If you are separated, or in the process of deciding whether to separate, or going through the process of separation but want to remain connected as parents for your child or children's benefit, I am experienced at helping you find ways to ensure your children don't miss out. Together we can work out what the obstacles are for you and tailor a realistic plan to meet your needs. Having a mediator with you is an effective way of firstly diluting the tension, supporting the sadness or dealing with the disappointment and usual resentments to help you to get to the core of what's going on in order to be able to plan a way forward. This may involve working with each of you separately at first in order to facilitate the way forward as you go through the process of negotiating a different kind of relationship.
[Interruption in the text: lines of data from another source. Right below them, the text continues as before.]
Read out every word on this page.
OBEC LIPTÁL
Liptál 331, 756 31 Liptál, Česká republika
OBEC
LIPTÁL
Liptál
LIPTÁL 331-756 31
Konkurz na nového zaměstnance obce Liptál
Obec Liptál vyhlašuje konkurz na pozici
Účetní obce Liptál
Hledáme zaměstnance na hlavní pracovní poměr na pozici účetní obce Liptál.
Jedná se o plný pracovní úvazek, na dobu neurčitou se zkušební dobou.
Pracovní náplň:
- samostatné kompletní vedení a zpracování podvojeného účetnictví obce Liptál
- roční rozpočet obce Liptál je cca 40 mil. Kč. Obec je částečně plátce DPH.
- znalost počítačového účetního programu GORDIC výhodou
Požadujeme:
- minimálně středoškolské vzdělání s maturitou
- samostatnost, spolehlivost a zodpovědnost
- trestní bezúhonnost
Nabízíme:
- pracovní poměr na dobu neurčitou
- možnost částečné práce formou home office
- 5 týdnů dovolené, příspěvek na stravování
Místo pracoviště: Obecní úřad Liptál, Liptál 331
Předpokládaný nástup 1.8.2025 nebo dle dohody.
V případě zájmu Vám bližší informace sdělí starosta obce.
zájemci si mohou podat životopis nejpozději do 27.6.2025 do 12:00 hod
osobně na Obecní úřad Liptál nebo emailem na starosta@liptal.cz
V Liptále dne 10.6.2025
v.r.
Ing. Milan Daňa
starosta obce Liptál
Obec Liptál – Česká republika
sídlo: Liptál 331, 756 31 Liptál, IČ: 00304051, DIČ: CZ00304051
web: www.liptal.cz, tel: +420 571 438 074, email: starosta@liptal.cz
If you are in a relationship where you have children and/or your partner also has children, you will usually be facing a very interesting journey which can be rich and rewarding but will also bring many challenges in terms of the adjusting and adapting to the new arrangements and relationships that are faced by all involved. There are often major conflicts that arise in such situations and the way these are handled will be important, in that it can worsen things or improve things, and will set your course for your future.
It is my experience that people's vulnerabilities are pretty similar and when it is consistently safe enough for the more vulnerable parts to be exposed and when they are treated with care, it will usually result in the closeness and the sense of acceptance and belonging that human beings thrive on.
Relationships can be rewarding and satisfying or distressing and full of turmoil. It is worth making sure you are doing what you can to achieve a relationship which is enjoyable, meaningful and functional. A well nourished and tended relationship will strengthen you both to get through the many challenges that life brings. Hope is the anchor of the soul.